GRANDE ARQUITETO DO UNIVERSO III

TOMIE OHTAKE
TOMIE OHTAKE
                                                                             




O TERCEIRO DIA – LUZ E ESCURIDÃO



A substância sentia os corpos em sua plenitude. Eram infinitos corpos de infinitas formas. Corpos imensos, grandes, pequenos, minúsculos, densos, maciços, leves, porosos, visíveis, invisíveis, sólidos, líquidos, gasosos, ondulatórios.

Todos os corpos manifestavam-se diferentemente na substancia, eram infinitas formas aparentemente individuais e destoantes, entretanto, na verdade, era forma única da substância onipresente em si.

Todos os corpos exalavam afecções, aparentemente confusas e destoantes, entretanto, na verdade, era a única afecção da substancia pela sua absoluta onisciência em si.

Todos os corpos criavam e se destruíam mutuamente num incessante embate de força, corpos sobressaiam sobre outros, subjugavam seus pares, dominavam ou eram dominados dependendo do poder que cada qual orquestrava, entretanto, na verdade, era a única força ou poder da substancia pela integral onipotência em si.

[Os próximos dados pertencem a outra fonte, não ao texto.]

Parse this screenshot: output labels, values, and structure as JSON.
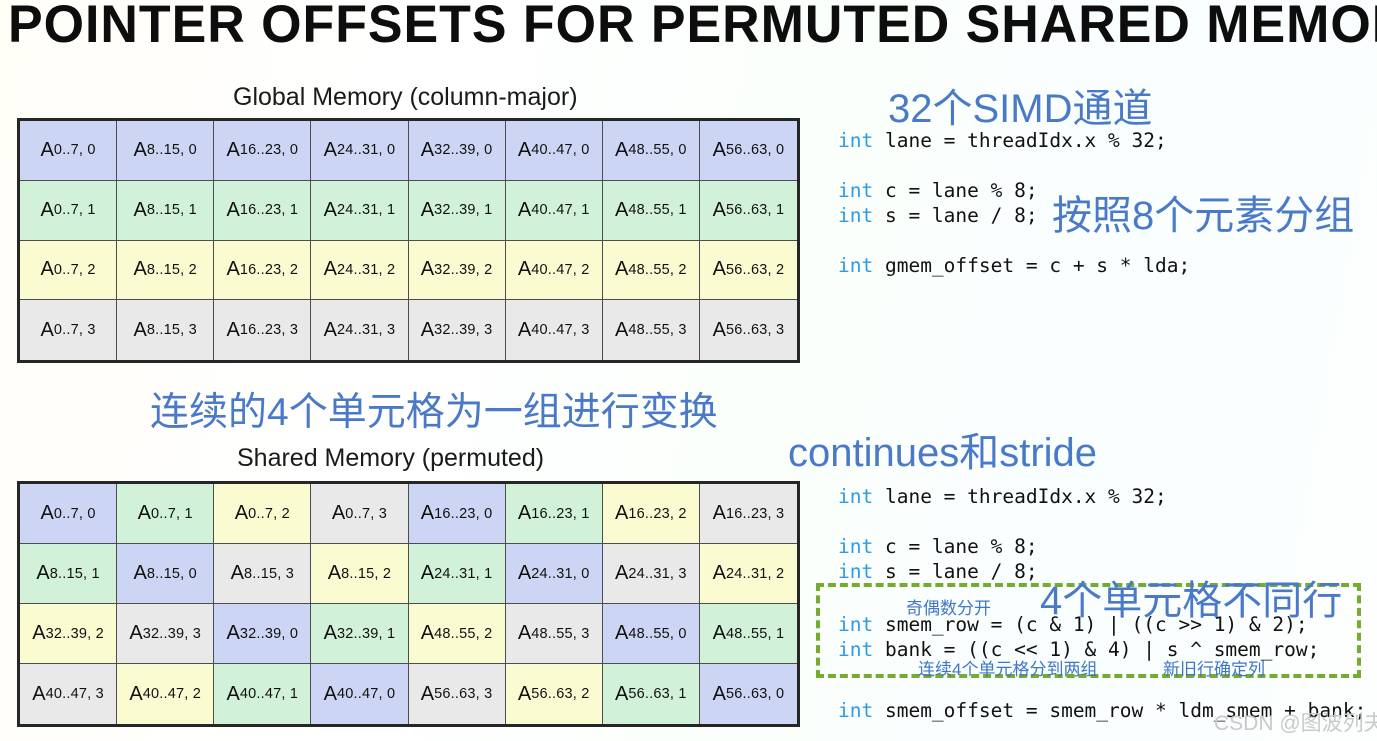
{
  "slide": {
    "title": "POINTER OFFSETS FOR PERMUTED SHARED MEMORY",
    "watermark": "CSDN @图波列夫",
    "accent_blue": "#4a7ac7",
    "keyword_blue": "#2d9ce8",
    "dashed_green": "#74ad2d"
  },
  "tables": {
    "global": {
      "caption": "Global Memory (column-major)",
      "rows": [
        [
          {
            "base": "A",
            "sub": "0..7, 0",
            "color": "blue"
          },
          {
            "base": "A",
            "sub": "8..15, 0",
            "color": "blue"
          },
          {
            "base": "A",
            "sub": "16..23, 0",
            "color": "blue"
          },
          {
            "base": "A",
            "sub": "24..31, 0",
            "color": "blue"
          },
          {
            "base": "A",
            "sub": "32..39, 0",
            "color": "blue"
          },
          {
            "base": "A",
            "sub": "40..47, 0",
            "color": "blue"
          },
          {
            "base": "A",
            "sub": "48..55, 0",
            "color": "blue"
          },
          {
            "base": "A",
            "sub": "56..63, 0",
            "color": "blue"
          }
        ],
        [
          {
            "base": "A",
            "sub": "0..7, 1",
            "color": "green"
          },
          {
            "base": "A",
            "sub": "8..15, 1",
            "color": "green"
          },
          {
            "base": "A",
            "sub": "16..23, 1",
            "color": "green"
          },
          {
            "base": "A",
            "sub": "24..31, 1",
            "color": "green"
          },
          {
            "base": "A",
            "sub": "32..39, 1",
            "color": "green"
          },
          {
            "base": "A",
            "sub": "40..47, 1",
            "color": "green"
          },
          {
            "base": "A",
            "sub": "48..55, 1",
            "color": "green"
          },
          {
            "base": "A",
            "sub": "56..63, 1",
            "color": "green"
          }
        ],
        [
          {
            "base": "A",
            "sub": "0..7, 2",
            "color": "yellow"
          },
          {
            "base": "A",
            "sub": "8..15, 2",
            "color": "yellow"
          },
          {
            "base": "A",
            "sub": "16..23, 2",
            "color": "yellow"
          },
          {
            "base": "A",
            "sub": "24..31, 2",
            "color": "yellow"
          },
          {
            "base": "A",
            "sub": "32..39, 2",
            "color": "yellow"
          },
          {
            "base": "A",
            "sub": "40..47, 2",
            "color": "yellow"
          },
          {
            "base": "A",
            "sub": "48..55, 2",
            "color": "yellow"
          },
          {
            "base": "A",
            "sub": "56..63, 2",
            "color": "yellow"
          }
        ],
        [
          {
            "base": "A",
            "sub": "0..7, 3",
            "color": "gray"
          },
          {
            "base": "A",
            "sub": "8..15, 3",
            "color": "gray"
          },
          {
            "base": "A",
            "sub": "16..23, 3",
            "color": "gray"
          },
          {
            "base": "A",
            "sub": "24..31, 3",
            "color": "gray"
          },
          {
            "base": "A",
            "sub": "32..39, 3",
            "color": "gray"
          },
          {
            "base": "A",
            "sub": "40..47, 3",
            "color": "gray"
          },
          {
            "base": "A",
            "sub": "48..55, 3",
            "color": "gray"
          },
          {
            "base": "A",
            "sub": "56..63, 3",
            "color": "gray"
          }
        ]
      ]
    },
    "shared": {
      "caption": "Shared Memory (permuted)",
      "rows": [
        [
          {
            "base": "A",
            "sub": "0..7, 0",
            "color": "blue"
          },
          {
            "base": "A",
            "sub": "0..7, 1",
            "color": "green"
          },
          {
            "base": "A",
            "sub": "0..7, 2",
            "color": "yellow"
          },
          {
            "base": "A",
            "sub": "0..7, 3",
            "color": "gray"
          },
          {
            "base": "A",
            "sub": "16..23, 0",
            "color": "blue"
          },
          {
            "base": "A",
            "sub": "16..23, 1",
            "color": "green"
          },
          {
            "base": "A",
            "sub": "16..23, 2",
            "color": "yellow"
          },
          {
            "base": "A",
            "sub": "16..23, 3",
            "color": "gray"
          }
        ],
        [
          {
            "base": "A",
            "sub": "8..15, 1",
            "color": "green"
          },
          {
            "base": "A",
            "sub": "8..15, 0",
            "color": "blue"
          },
          {
            "base": "A",
            "sub": "8..15, 3",
            "color": "gray"
          },
          {
            "base": "A",
            "sub": "8..15, 2",
            "color": "yellow"
          },
          {
            "base": "A",
            "sub": "24..31, 1",
            "color": "green"
          },
          {
            "base": "A",
            "sub": "24..31, 0",
            "color": "blue"
          },
          {
            "base": "A",
            "sub": "24..31, 3",
            "color": "gray"
          },
          {
            "base": "A",
            "sub": "24..31, 2",
            "color": "yellow"
          }
        ],
        [
          {
            "base": "A",
            "sub": "32..39, 2",
            "color": "yellow"
          },
          {
            "base": "A",
            "sub": "32..39, 3",
            "color": "gray"
          },
          {
            "base": "A",
            "sub": "32..39, 0",
            "color": "blue"
          },
          {
            "base": "A",
            "sub": "32..39, 1",
            "color": "green"
          },
          {
            "base": "A",
            "sub": "48..55, 2",
            "color": "yellow"
          },
          {
            "base": "A",
            "sub": "48..55, 3",
            "color": "gray"
          },
          {
            "base": "A",
            "sub": "48..55, 0",
            "color": "blue"
          },
          {
            "base": "A",
            "sub": "48..55, 1",
            "color": "green"
          }
        ],
        [
          {
            "base": "A",
            "sub": "40..47, 3",
            "color": "gray"
          },
          {
            "base": "A",
            "sub": "40..47, 2",
            "color": "yellow"
          },
          {
            "base": "A",
            "sub": "40..47, 1",
            "color": "green"
          },
          {
            "base": "A",
            "sub": "40..47, 0",
            "color": "blue"
          },
          {
            "base": "A",
            "sub": "56..63, 3",
            "color": "gray"
          },
          {
            "base": "A",
            "sub": "56..63, 2",
            "color": "yellow"
          },
          {
            "base": "A",
            "sub": "56..63, 1",
            "color": "green"
          },
          {
            "base": "A",
            "sub": "56..63, 0",
            "color": "blue"
          }
        ]
      ]
    }
  },
  "annotations": {
    "simd_lanes": "32个SIMD通道",
    "group_by_8": "按照8个元素分组",
    "transform_group_of_4": "连续的4个单元格为一组进行变换",
    "continues_and_stride": "continues和stride",
    "four_cells_diff_rows": "4个单元格不同行",
    "odd_even_split": "奇偶数分开",
    "four_cells_two_groups": "连续4个单元格分到两组",
    "new_old_row_determines_col": "新旧行确定列"
  },
  "code": {
    "top": [
      {
        "kw": "int",
        "rest": " lane = threadIdx.x % 32;"
      },
      {
        "kw": "",
        "rest": ""
      },
      {
        "kw": "int",
        "rest": " c = lane % 8;"
      },
      {
        "kw": "int",
        "rest": " s = lane / 8;"
      },
      {
        "kw": "",
        "rest": ""
      },
      {
        "kw": "int",
        "rest": " gmem_offset = c + s * lda;"
      }
    ],
    "mid": [
      {
        "kw": "int",
        "rest": " lane = threadIdx.x % 32;"
      },
      {
        "kw": "",
        "rest": ""
      },
      {
        "kw": "int",
        "rest": " c = lane % 8;"
      },
      {
        "kw": "int",
        "rest": " s = lane / 8;"
      }
    ],
    "boxed": [
      {
        "kw": "int",
        "rest": " smem_row = (c & 1) | ((c >> 1) & 2);"
      },
      {
        "kw": "int",
        "rest": " bank = ((c << 1) & 4) | s ^ smem_row;"
      }
    ],
    "bottom": [
      {
        "kw": "int",
        "rest": " smem_offset = smem_row * ldm_smem + bank;"
      }
    ]
  }
}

A substancia, então, percebeu que suas partes eram ignorantes, não tinham ciência de si. Agiam todas com tal individualismo que pensavam não pertencer a si. Desta sensação compreenderam-se, as partes, finitas, de modo que sentiram a transitoriedade das coisas, tornando-se mortais, com ideia de início, meio e fim.

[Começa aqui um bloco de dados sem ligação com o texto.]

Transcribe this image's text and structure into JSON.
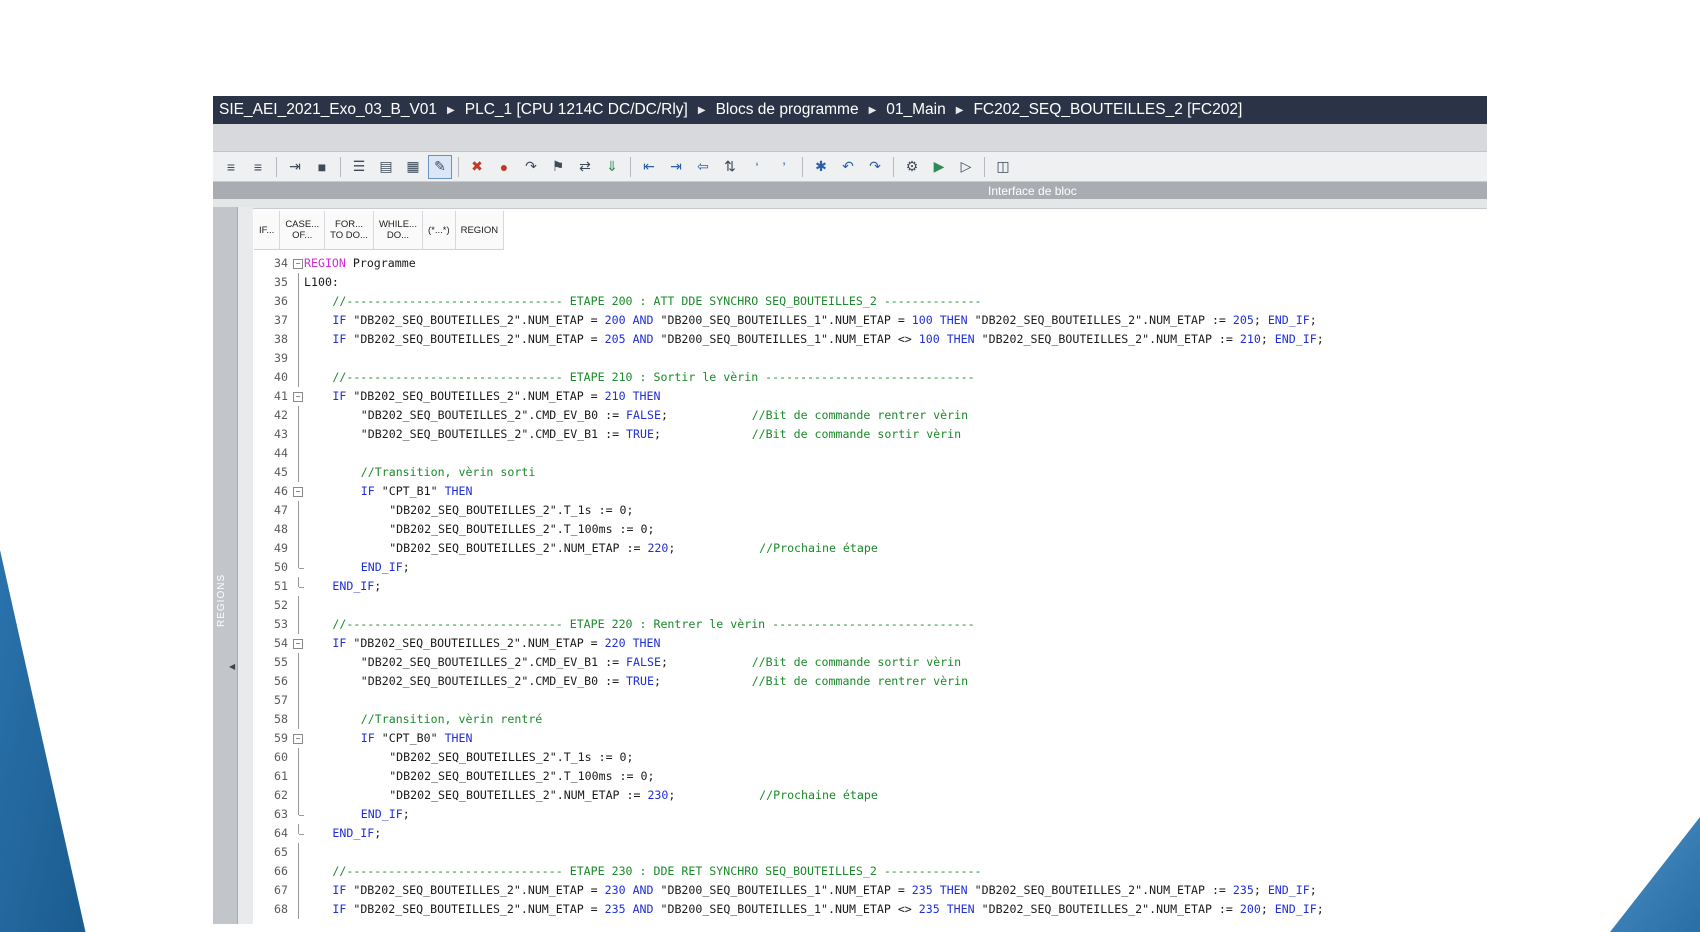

Diante disto acharam-se sozinhas donde recaiu o temor de não mais compor o que antes era uno. Criou-se o medo e com ele surgiu o escuro breu das trevas.

A substancia sentiu seus mais profundos anseios e medos e deste juízo destacou suas partes aflitas aos cuidados de Érebo: força reminiscente do vazio, assim se fez a escuridão.

A substancia experimentou seus maiores pesadelos que se rebelavam autênticos, a eles deixou aos cuidados de Tártaro, nas profundezas abissais, assim se fez as trevas.

A substancia conheceu os medos latentes, mas pacíficos e a estes reservou Nix, assim se fez a noite.

Mas, a substancia também se sentiu tenra, de uma brandura eterna das suas partes etéreas harmonizou-se sobre Hemera, assim se fez o dia.


A substancia se regozijou com tudo que lhe impressionava e fez da luz e ausência dela um ciclo interminável.